Purdue University's only really committed three sins. First, it's located in West Lafayette, which describes itself as "award-winning" as follows:

You should be proud of your ability to deal with sewage, West Lafayette. You should also find a second thing to be good at.

Second, Purdue is the home of Purdue Pete.

Purdue Pete is a 1940s Disney character with locked-in syndrome. His face is neither terrifying nor inspiring; it is forever stuck in a position that says "yes, cream of mushroom soup will be fine." Purdue Pete's hammer and hard hat remind us that, after the football is over, there is work to be done. Back-breaking, miserable work.

Third, Purdue is very bad at football. The Boilermakers have not gone over .500 in Big Ten play since 2006. Since Joe Tiller retired at the end of the 2008 season, Purdue has a losing record against Notre Dame, Wisconsin, Minnesota, Ohio State, Michigan State, Michigan, Iowa, Northwestern, Penn State, and Nebraska.

But that's it. Purdue has not done anything else to earn our collective ire and disdain beyond these three offenses. There are no easy solutions to these problems. City development in 2015 is an incredibly daunting challenge, rebuilding a football team amidst the general rising tide of the Big Ten is an uphill climb, and the prophecy says Purdue Pete won't die until we find and shatter the Executioner's Amethyst.
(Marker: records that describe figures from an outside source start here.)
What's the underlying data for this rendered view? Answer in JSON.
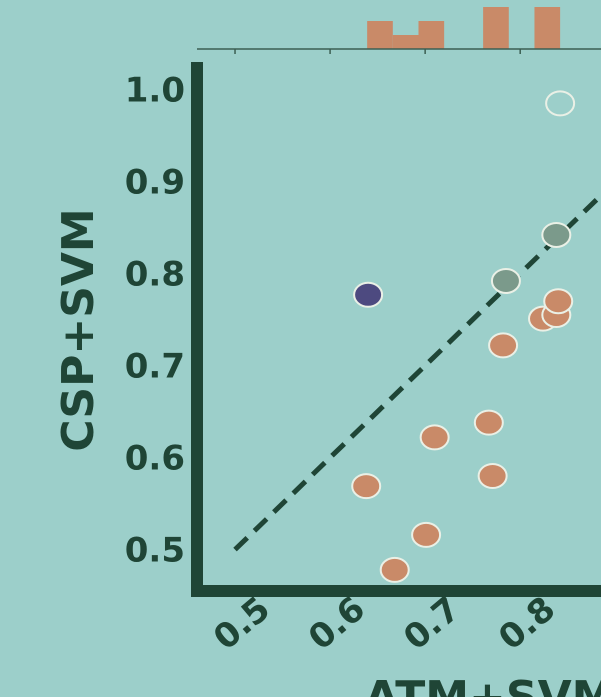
{
  "colors": {
    "background": "#9ccfca",
    "axis": "#1f4536",
    "orange": "#c98a68",
    "green": "#7b9a8b",
    "purple": "#4d4a80",
    "marker_edge": "#eaf0e6"
  },
  "chart_data": {
    "type": "scatter",
    "xlabel": "ATM+SVM",
    "ylabel": "CSP+SVM",
    "xlim": [
      0.46,
      0.885
    ],
    "ylim": [
      0.455,
      1.03
    ],
    "xticks": [
      "0.5",
      "0.6",
      "0.7",
      "0.8"
    ],
    "yticks": [
      "0.5",
      "0.6",
      "0.7",
      "0.8",
      "0.9",
      "1.0"
    ],
    "diagonal": {
      "from": [
        0.5,
        0.5
      ],
      "to": [
        0.885,
        0.885
      ],
      "style": "dashed"
    },
    "series": [
      {
        "color_key": "orange",
        "points": [
          [
            0.668,
            0.478
          ],
          [
            0.701,
            0.516
          ],
          [
            0.638,
            0.569
          ],
          [
            0.771,
            0.58
          ],
          [
            0.71,
            0.622
          ],
          [
            0.767,
            0.638
          ],
          [
            0.782,
            0.722
          ],
          [
            0.824,
            0.751
          ],
          [
            0.838,
            0.755
          ],
          [
            0.84,
            0.77
          ]
        ]
      },
      {
        "color_key": "green",
        "points": [
          [
            0.785,
            0.792
          ],
          [
            0.838,
            0.842
          ]
        ]
      },
      {
        "color_key": "purple",
        "points": [
          [
            0.64,
            0.777
          ]
        ]
      },
      {
        "color_key": "background",
        "points": [
          [
            0.842,
            0.985
          ]
        ]
      }
    ],
    "marginal_histogram": {
      "axis": "x",
      "bins": [
        {
          "from": 0.639,
          "to": 0.666,
          "count": 2
        },
        {
          "from": 0.666,
          "to": 0.693,
          "count": 1
        },
        {
          "from": 0.693,
          "to": 0.72,
          "count": 2
        },
        {
          "from": 0.761,
          "to": 0.788,
          "count": 3
        },
        {
          "from": 0.815,
          "to": 0.842,
          "count": 3
        }
      ],
      "ticks": [
        0.5,
        0.6,
        0.7,
        0.8
      ]
    }
  }
}
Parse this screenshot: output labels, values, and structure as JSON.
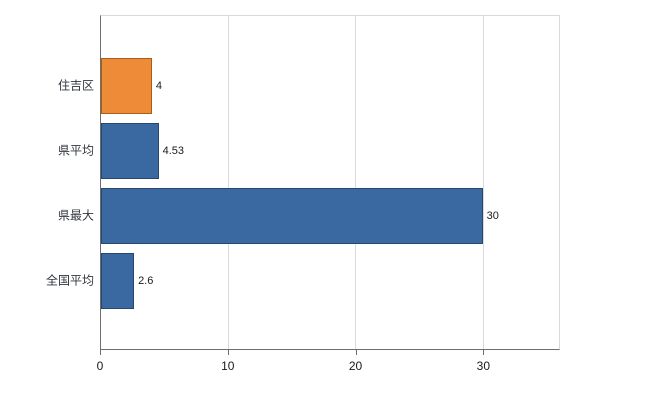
{
  "chart_data": {
    "type": "bar",
    "orientation": "horizontal",
    "title": "",
    "categories": [
      "住吉区",
      "県平均",
      "県最大",
      "全国平均"
    ],
    "values": [
      4,
      4.53,
      30,
      2.6
    ],
    "value_labels": [
      "4",
      "4.53",
      "30",
      "2.6"
    ],
    "series": [
      {
        "name": "value",
        "values": [
          4,
          4.53,
          30,
          2.6
        ]
      }
    ],
    "bar_colors": [
      "#EE8B38",
      "#3A68A0",
      "#3A68A0",
      "#3A68A0"
    ],
    "bar_border_colors": [
      "#A95E14",
      "#27476E",
      "#27476E",
      "#27476E"
    ],
    "xlim": [
      0,
      36
    ],
    "x_ticks": [
      0,
      10,
      20,
      30
    ],
    "x_tick_labels": [
      "0",
      "10",
      "20",
      "30"
    ],
    "xlabel": "",
    "ylabel": "",
    "grid": true,
    "gridline_color": "#d9d9d9",
    "axis_color": "#6e6e6e",
    "background_color": "#ffffff",
    "legend": false
  }
}
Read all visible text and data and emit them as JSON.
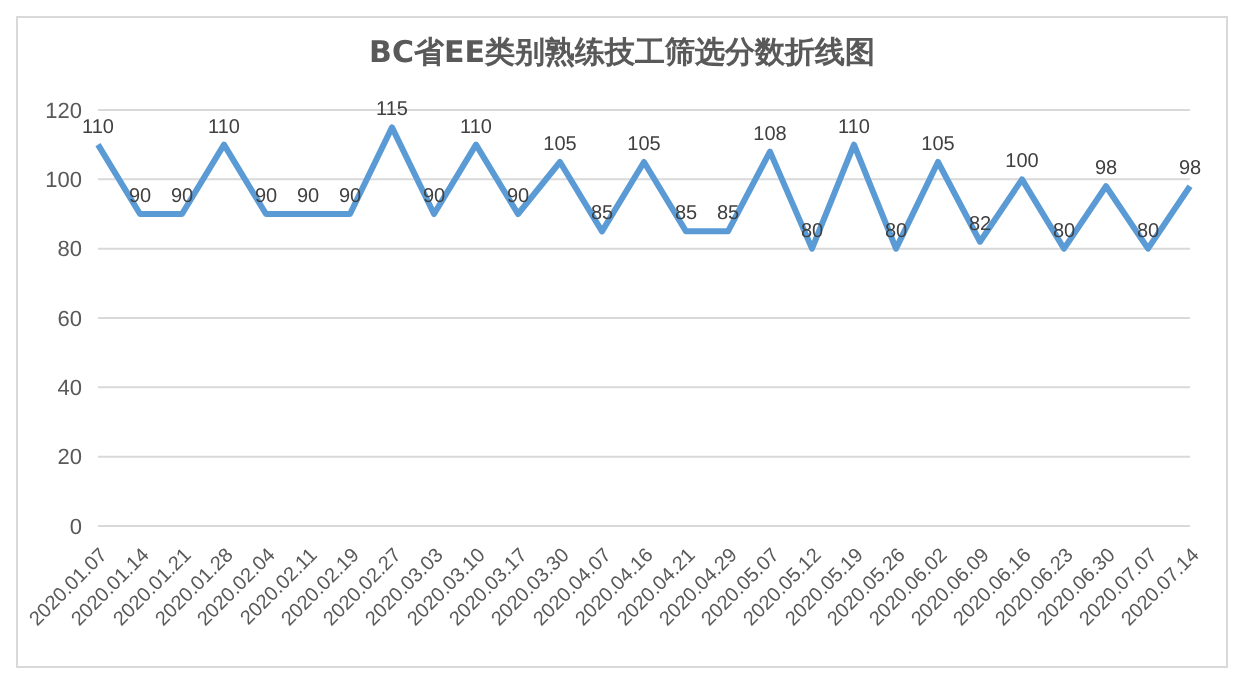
{
  "chart_data": {
    "type": "line",
    "title": "BC省EE类别熟练技工筛选分数折线图",
    "categories": [
      "2020.01.07",
      "2020.01.14",
      "2020.01.21",
      "2020.01.28",
      "2020.02.04",
      "2020.02.11",
      "2020.02.19",
      "2020.02.27",
      "2020.03.03",
      "2020.03.10",
      "2020.03.17",
      "2020.03.30",
      "2020.04.07",
      "2020.04.16",
      "2020.04.21",
      "2020.04.29",
      "2020.05.07",
      "2020.05.12",
      "2020.05.19",
      "2020.05.26",
      "2020.06.02",
      "2020.06.09",
      "2020.06.16",
      "2020.06.23",
      "2020.06.30",
      "2020.07.07",
      "2020.07.14"
    ],
    "values": [
      110,
      90,
      90,
      110,
      90,
      90,
      90,
      115,
      90,
      110,
      90,
      105,
      85,
      105,
      85,
      85,
      108,
      80,
      110,
      80,
      105,
      82,
      100,
      80,
      98,
      80,
      98
    ],
    "color": "#5b9bd5",
    "ylim": [
      0,
      120
    ],
    "yticks": [
      0,
      20,
      40,
      60,
      80,
      100,
      120
    ],
    "grid": "y",
    "data_labels": true,
    "marker": "none",
    "line_style": "solid",
    "legend": false
  }
}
Look, they're trying. Darrell Hazell came to Purdue with Big Ten references and (checks notes) one good season at Kent State! They continue to recruit, despite not having a lot of luck in that department! Purdue football always shows up to the away games to which they are assigned! On time!

Maybe things will change. Maybe Purdue will find its next Drew Brees and start making life miserable for Big Ten powerhouses. And maybe Purdue will remain the doormat 80% of the conference schedules as a homecoming opponent. Either way, let's try to remember: Purdue's doing their best, and they're doing it while winning awards for dealing with poop.